Comme elle l’aurait fait devant toute offre semblable.
« L’Universitaire » eût-il été beau comme Apollon que le résultat aurait été le même ! 
 
Le BDSM (ou le SM) de Madame EtrangeHistoire refusait tout jeu basé sur l’humiliation.
Et par ailleurs, elle ne croyait pas à la jouissance cérébrale.
Afin de le dire plus clairement, Madame EtrangeHistoire se situait à mi-chemin entre le BDSM et le « vanille ».
BDSM de par son masochisme et sa passion pour le bondage, les lanières qui claquent, les fessées qui marquent et la cire qui dessine ses pluies d’étoiles sur la peau, elle était « vanille » en ce qui concernait les rapports sexuels et l’orgasme qu’elle n’entrevoyait qu’avec de longs préliminaires et des coïts amoureux et enflammés.
 
C’est avec une grande tranquillité d’esprit qu’elle s’en expliqua.
Et « l’Universitaire », qui était aussi galant homme, n’insista point.
 
Il ne fit que lui donner sa carte en lui disant que si, plus tard, quelque chose changeait en elle sur ces points, elle pourrait toujours lui faire signe.
 
C’est vraiment bien plus tard que Madame EtrangeHistoire se mit à repenser parfois à lui.
Lorsque les années passèrent sur elle et accomplirent leur travail d’irréparable outrage, souvent ses rêveries sur sa beauté enfuie la ramenaient vers les souvenirs de cet après-midi-là, de « l’Universitaire » et de ses mots si pertinents.
Quant au chapeau rouge qu’elle avait toujours gardé, lorsqu’elle le posait sur sa tête, il lui paraissait atténuer les cernes que le temps avait creusés autour de ses yeux…
 
 
 
 
 
PS 1 : Madame EtrangeHistoire m’a demandé de supprimer le tag « humour involontaire » pour cet épisode.
Elle pense (à raison) qu’il n’y a rien qui prête à rire ou à sourire dans celui-ci.
 
PS 2 : Les « Mémoires de Madame EtrangeHistoire » ne s’achèvent pas ici (je n’ai pas écrit « 4 et fin ») dans le titre de ma note de ce soir.
Il ne s’agit que d’une « suspension » momentanée de cette série.
En effet, pour m’autoriser à publier ce qu’elle avait bien voulu me confier, Madame EtrangeHistoire avait posé un préalable : que ces textes ne soient en aucune manière accompagnés de photographies qui puissent profiter à ceux qui ne passent sur mon blog que pour y capturer un cliché qu'ils espèrent grivois.
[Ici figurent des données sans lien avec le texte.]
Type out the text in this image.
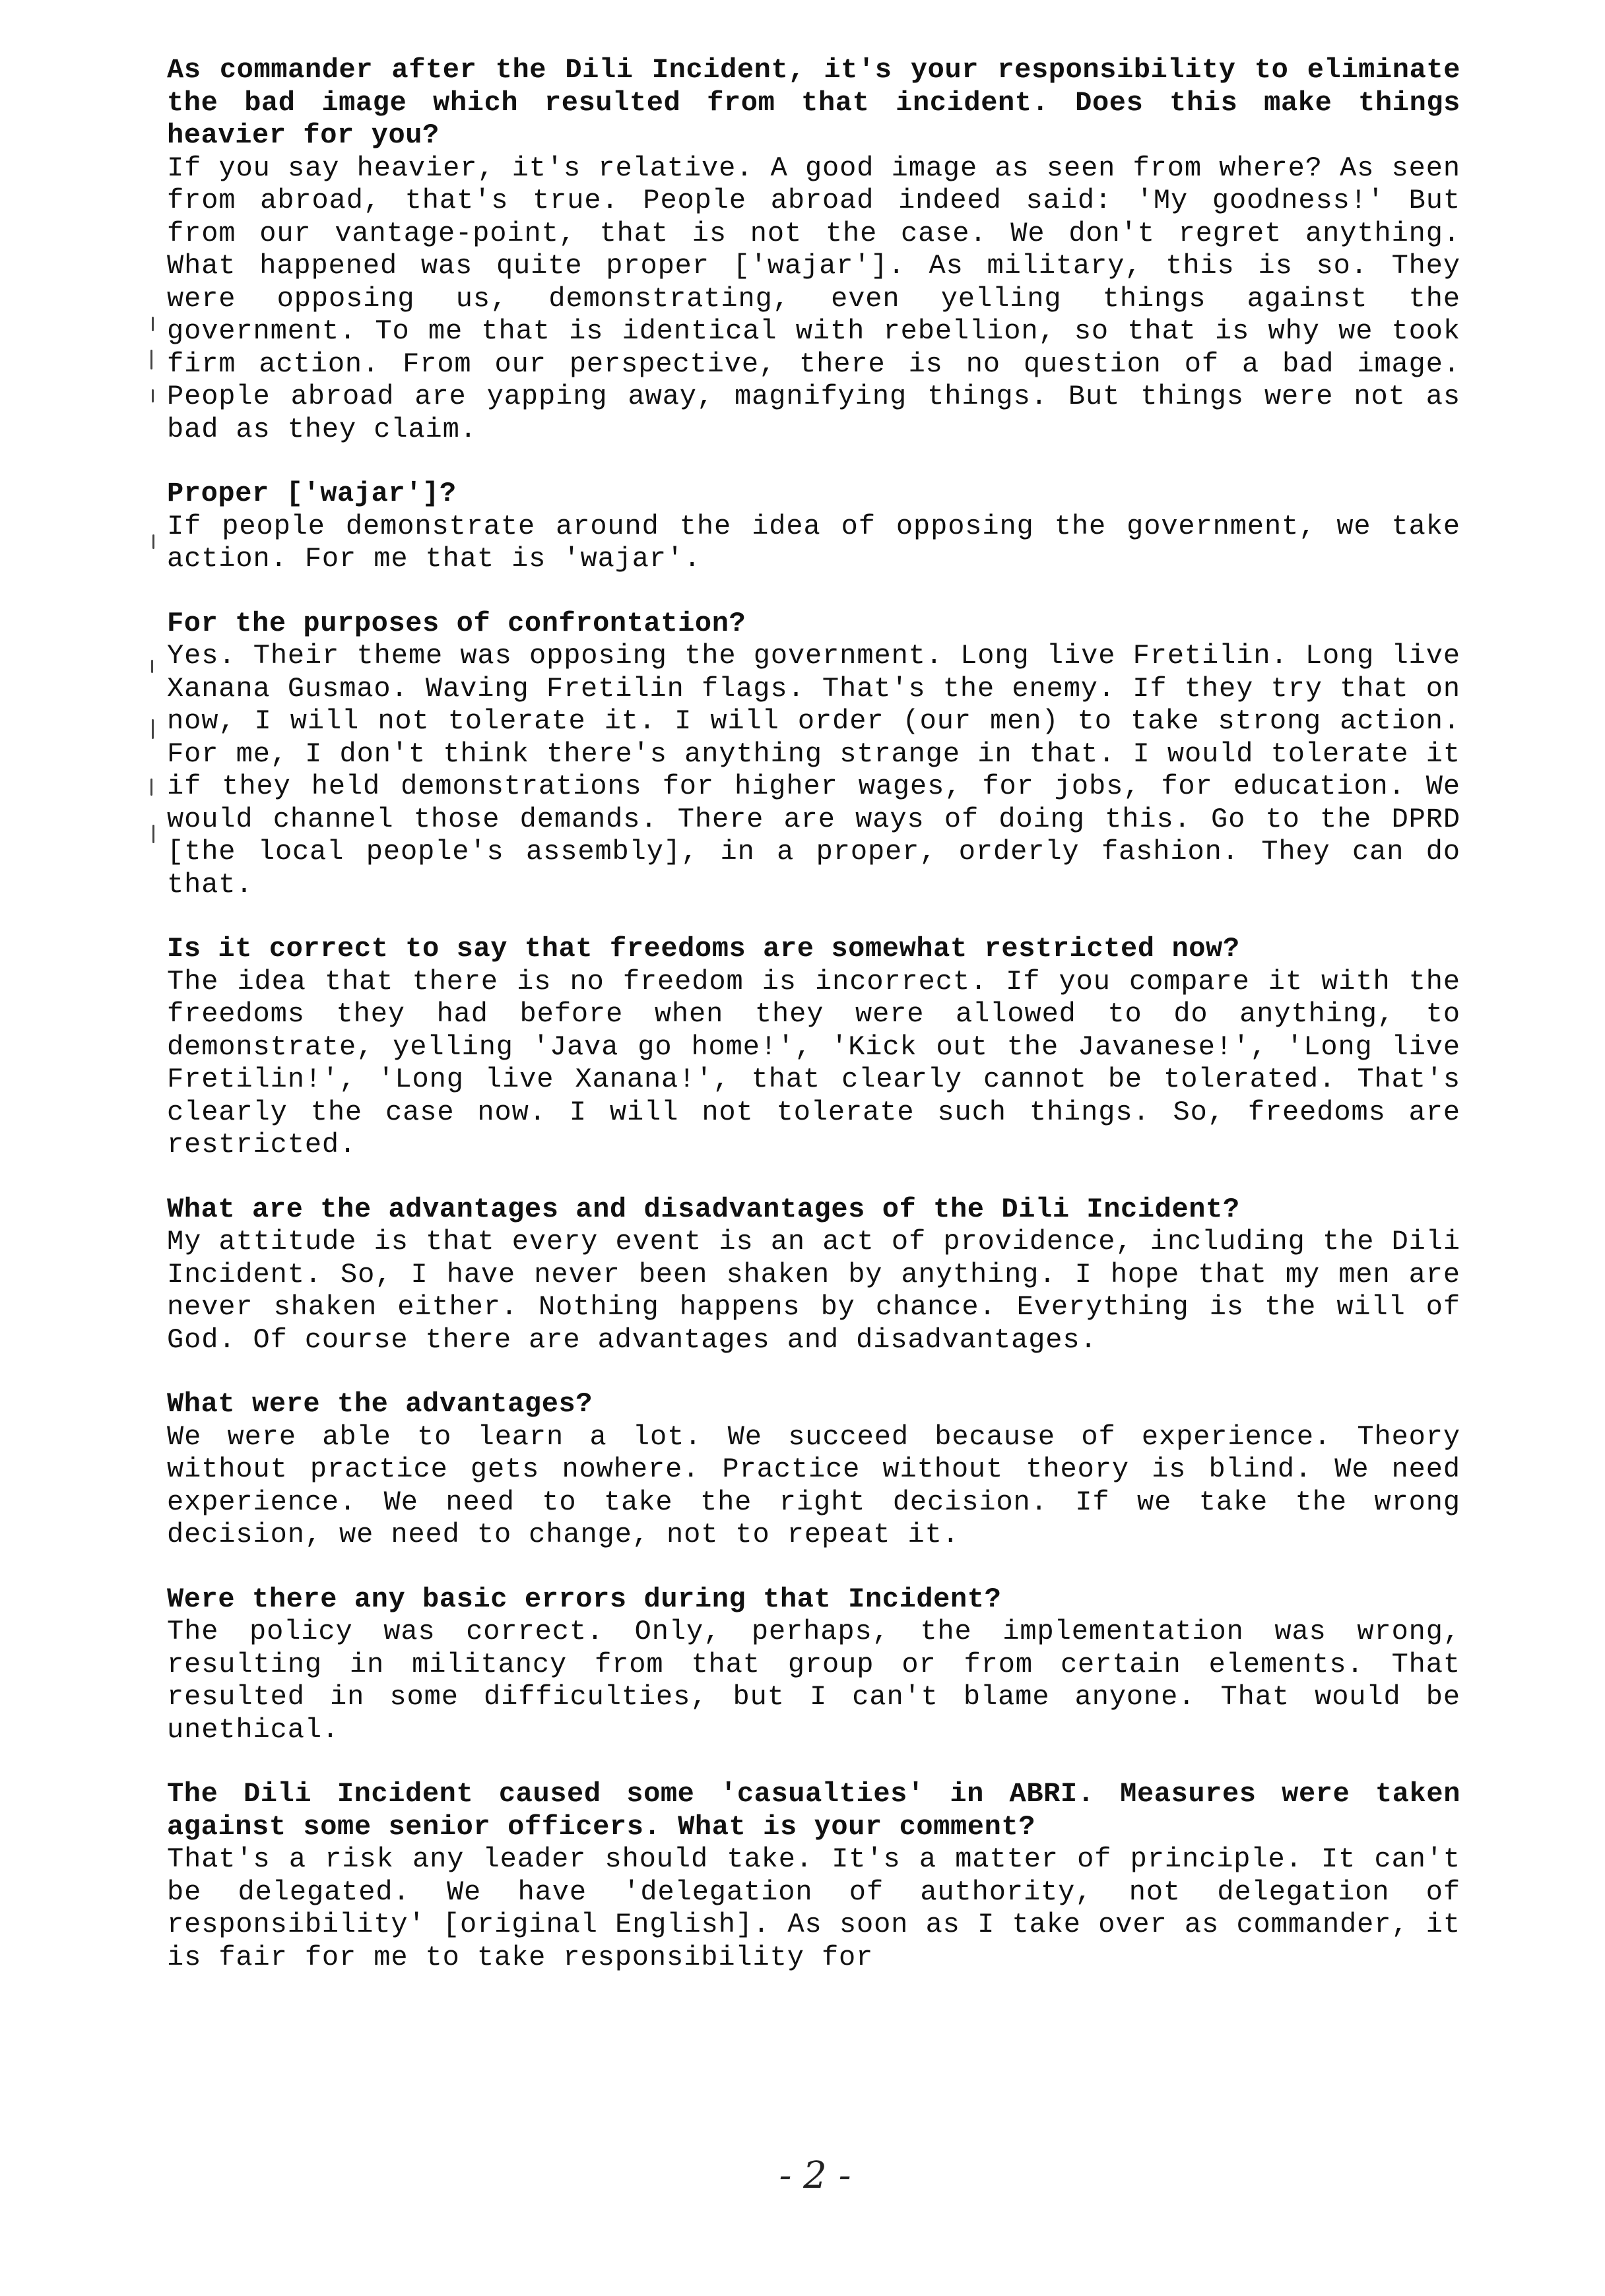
As commander after the Dili Incident, it's your responsibility to eliminate the bad image which resulted from that incident. Does this make things heavier for you?

If you say heavier, it's relative. A good image as seen from where? As seen from abroad, that's true. People abroad indeed said: 'My goodness!' But from our vantage-point, that is not the case. We don't regret anything. What happened was quite proper ['wajar']. As military, this is so. They were opposing us, demonstrating, even yelling things against the government. To me that is identical with rebellion, so that is why we took firm action. From our perspective, there is no question of a bad image. People abroad are yapping away, magnifying things. But things were not as bad as they claim.

Proper ['wajar']?

If people demonstrate around the idea of opposing the government, we take action. For me that is 'wajar'.

For the purposes of confrontation?

Yes. Their theme was opposing the government. Long live Fretilin. Long live Xanana Gusmao. Waving Fretilin flags. That's the enemy. If they try that on now, I will not tolerate it. I will order (our men) to take strong action. For me, I don't think there's anything strange in that. I would tolerate it if they held demonstrations for higher wages, for jobs, for education. We would channel those demands. There are ways of doing this. Go to the DPRD [the local people's assembly], in a proper, orderly fashion. They can do that.

Is it correct to say that freedoms are somewhat restricted now?

The idea that there is no freedom is incorrect. If you compare it with the freedoms they had before when they were allowed to do anything, to demonstrate, yelling 'Java go home!', 'Kick out the Javanese!', 'Long live Fretilin!', 'Long live Xanana!', that clearly cannot be tolerated. That's clearly the case now. I will not tolerate such things. So, freedoms are restricted.

What are the advantages and disadvantages of the Dili Incident?

My attitude is that every event is an act of providence, including the Dili Incident. So, I have never been shaken by anything. I hope that my men are never shaken either. Nothing happens by chance. Everything is the will of God. Of course there are advantages and disadvantages.

What were the advantages?

We were able to learn a lot. We succeed because of experience. Theory without practice gets nowhere. Practice without theory is blind. We need experience. We need to take the right decision. If we take the wrong decision, we need to change, not to repeat it.

Were there any basic errors during that Incident?

The policy was correct. Only, perhaps, the implementation was wrong, resulting in militancy from that group or from certain elements. That resulted in some difficulties, but I can't blame anyone. That would be unethical.

The Dili Incident caused some 'casualties' in ABRI. Measures were taken against some senior officers. What is your comment?

That's a risk any leader should take. It's a matter of principle. It can't be delegated. We have 'delegation of authority, not delegation of responsibility' [original English]. As soon as I take over as commander, it is fair for me to take responsibility for

- 2 -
Elle ne souhaitait donc y figurer qu’à travers de désuètes images de mode toutes liées à un chapeau, chapeau qui est bien pour elle - comme Joël Fauré l’a deviné dans son commentaire à la note précédente - son « McGuffin » tel qu'Hitchcock l'a mis en oeuvre.
Sur une douzaine de photographies que je lui ai proposées, je n’ai reçu son agrément que pour quatre d’entre elles.
Il me reste donc à continuer de chercher et à « faire mouche » pour que ces « Mémoires » puissent dans quelque temps reprendre.